Martin Klingst, writing in Die Zeit (Sept. 25) under the headline “Cowardly Judges,” lamented that the ruling hadn’t gone further and called it a “timid, narrow-minded, and outdated decree [that] denies Muslim women legal protection of their rights.”

Several European countries have already struggled with similar dilemmas. Judging from the media’s reactions in Germany, however, the fiercely debated “patchwork of headscarf rulings,” as it is referred to, has a far greater significance and historic meaning in a country hardly known for its racial and cultural diversity. At press time, seven states had already declared that they would not allow the hijab in schools.
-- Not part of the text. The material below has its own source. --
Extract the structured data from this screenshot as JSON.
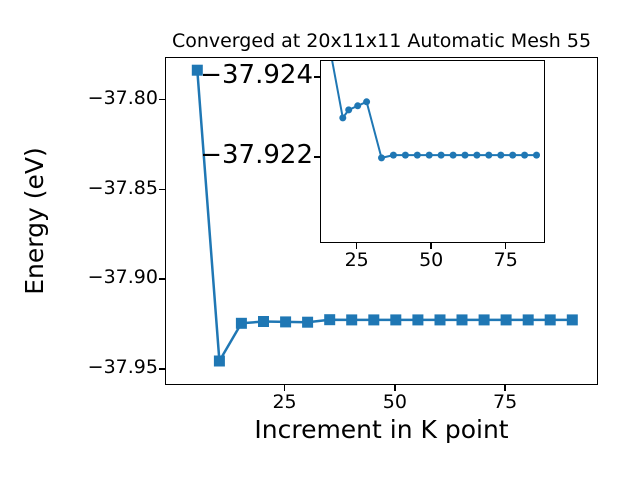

Commentators were deeply divided among those who consider the hijab a symbol of gender oppression that has no place in German schools, those who want to maintain the separation between church and state, and those who accept religious symbols as an integral part of a multicultural, open society. Namo Aziz, a Muslim commentator writing in Die Zeit (Oct. 2), vehemently rejected the last position. “I wouldn’t let my child be educated by a woman wearing the hijab, and I believe that mosques belong only in Arab countries. The ruling has shown an indifference to gender oppression in Islamic societies. Those who allow the hijab in German schools should also permit punishments according to the Shariah....And perhaps we should allow Hindus to scatter the ashes of their dead in the Rhine?” Der Spiegel, in its 14-page cover story (Sept. 29), remarked bluntly: “The Muslim teacher asked for tolerance in the name of intolerance....To tolerate the hijab would mean to underestimate the aggressive craving for legitimacy of fundamentalism....The oppression of girls is now manifested by law.”

“We’re talking about a headscarf, not a veil,” argued Heribert Prantl in Süddeutsche Zeitung (Sept. 25). “The court’s ruling marks the beginning of a legitimate public discourse and is not a ‘headscarf-über-alles-debate.’ ” Armin Adam, writing in the same paper (Sept. 29), added: “A ruling against the hijab today could mean a ruling against a kippah [Jewish skullcap] or a cross tomorrow.”

Many commentators debated whether the hijab would encourage fundamentalism, a view that Navid Kermani, a Muslim, angrily repudiated in Die Tageszeitung (Oct. 9). “To imply that wearing a hijab proves fundamentalist tendencies and a willingness to be oppressed is defamation. You promote a climate where women wearing a hijab will be spat at and ordered to return to the mullahs.”

But the hijab wasn’t really the issue, claimed Martin Klingst in Die Zeit (Sept. 25). “What matters is who chooses to wear it.…Banning religious symbols from the classrooms won’t promote neutrality—but a sterile environment.”